Na sua coluna de domingo, na Folha de São Paulo, Danuza Leão escreveu sobre arrependimentos. Ela diz, no início do texto, que “se pudesse reescrever sua vida, mudaria um monte de coisas”. Mas as suas lembranças a conduzem para outra conclusão: ficaria, sim, arrependida se não tivesse feito tudo que fizera, pois estaria chorando por todas as insanidades que deixara de fazer.
Fiquei pensando sobre a diferença entre arrependimento e remorso. O Aurélio me ajudou, explicando que arrepender-se é sentir mágoa ou pesar por faltas ou erros cometidos, já o remorso é uma inquietação da consciência por culpa. Percebo, então, que o remorso vai mais fundo. A gente se arrepende de não ter chegado no horário, de ter dito, impulsivamente, uma palavra ferina... É ruim... Mas, às vezes, até dá para consertar. Já o remorso é culpa e a culpa vem acompanhada ou da maldade ou do egoísmo. Tomamos consciência de que fizemos algo realmente danoso e, na maioria das vezes, sem volta. O remorso fica ondulando na mente, navegando no coração e perturbando o espírito. Queremos nos livrar dele, mas ao mesmo tempo não podemos, pois como castigo precisamos ficar sentindo aquela dor até para nos punir. Isso é sofrimento alimentando-se de sofrimento. Pode nos levar a um grande cansaço, a uma desesperança com a vida ou a uma doença. É o sofrimento emocional do corpo.
Mas o que podemos fazer para conviver com essa dor? Infelizmente sabemos que os remorsos que já temos não fazem parte de uma conta fechada... Ainda teremos outros (e quantos!) e ainda nos perguntaremos: Será que não aprendi???
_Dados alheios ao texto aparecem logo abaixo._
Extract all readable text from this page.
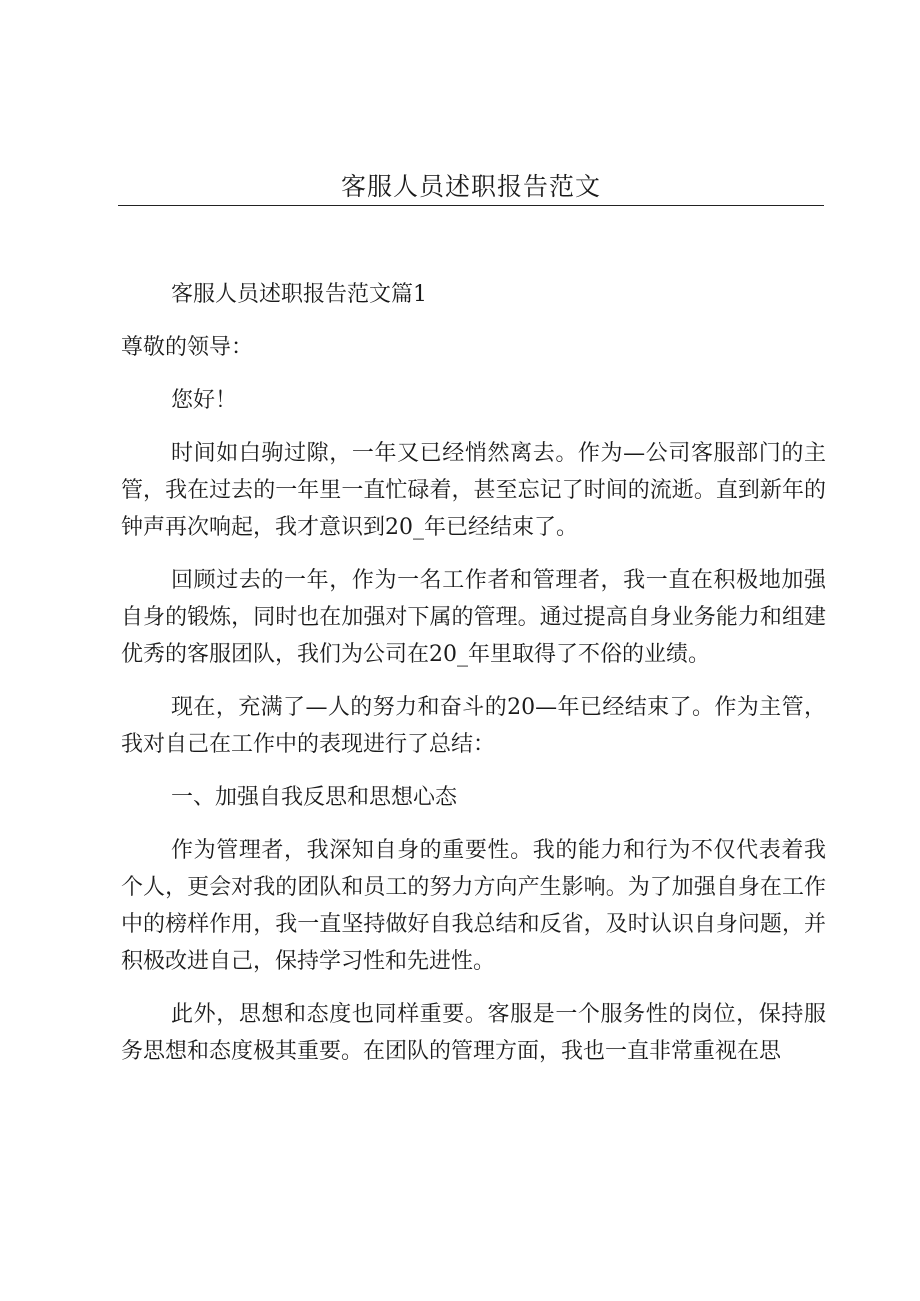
客服人员述职报告范文

客服人员述职报告范文篇1

尊敬的领导：

您好！

时间如白驹过隙，一年又已经悄然离去。作为—公司客服部门的主管，我在过去的一年里一直忙碌着，甚至忘记了时间的流逝。直到新年的钟声再次响起，我才意识到20_年已经结束了。

回顾过去的一年，作为一名工作者和管理者，我一直在积极地加强自身的锻炼，同时也在加强对下属的管理。通过提高自身业务能力和组建优秀的客服团队，我们为公司在20_年里取得了不俗的业绩。

现在，充满了—人的努力和奋斗的20—年已经结束了。作为主管，我对自己在工作中的表现进行了总结：

一、加强自我反思和思想心态

作为管理者，我深知自身的重要性。我的能力和行为不仅代表着我个人，更会对我的团队和员工的努力方向产生影响。为了加强自身在工作中的榜样作用，我一直坚持做好自我总结和反省，及时认识自身问题，并积极改进自己，保持学习性和先进性。

此外，思想和态度也同样重要。客服是一个服务性的岗位，保持服务思想和态度极其重要。在团队的管理方面，我也一直非常重视在思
Na visão hesicasta dos antigos terapeutas de Alexandria, pecado é errar o alvo, é passar ao lado daquilo que é. Assim, quando sentimos remorso é porque não acertamos o alvo. Não chegamos na coisa certa, ao contrário, passamos ao lado dela. E, na maioria da vezes, isso cria um vazio de ansiedade e tristeza, um vazio pesado, quase impossível de carregar. O remorso, estranhamente, se aloja em algum lugar e passa um bom tempo inativo, mas uma simples observação, um olhar ou uma lembrança faz com que ele venha à tona com força total. Ele se torna, em questão de segundos, 100% ativo. E haja espaço para recebê-lo...
Jean-Yves Leloup nos diz que “pecado é esquecer a dignidade do ser humano no outro e em nós mesmos”. E complementa: “A palavra pecado é muito difícil de digerir porque vem carregada de memórias e de culpas, mas na maioria das vezes, não somos pecadores, somos imbecis, pois o pecado supõe a consciência”. Olhando assim, não merecemos punição, mas compaixão. Somos seres em crescimento e, em muitas ocasiões, perdemos o rumo, saímos da trilha, esquecemos da dignidade. Quando nos chega a consciência, o mal já está feito. O remorso pode ser, quem sabe, um refinamento da nossa dimensão espiritual, algo que precisamos sentir, mas principalmente, precisamos abandonar depois da lucidez. Atormentar-nos não é a solução.
Então, não temos outro caminho a não ser evoluir. Buscar essa consciência em cada passo, procurando acertar. Mas se ainda assim, com todo esforço, errarmos o alvo outra vez, só nos resta reconhecer nossa indignidade e, mais uma vez, nos perdoarmos.
Voltando a Danuza Leão: quem sabe, como ela, poderemos não mais nos arrepender. Quem sabe possamos entregar nossos remorsos ao passado (de onde eles nunca deveriam ter saído) e escolher novas estradas iluminadas por sentimentos mais lúcidos.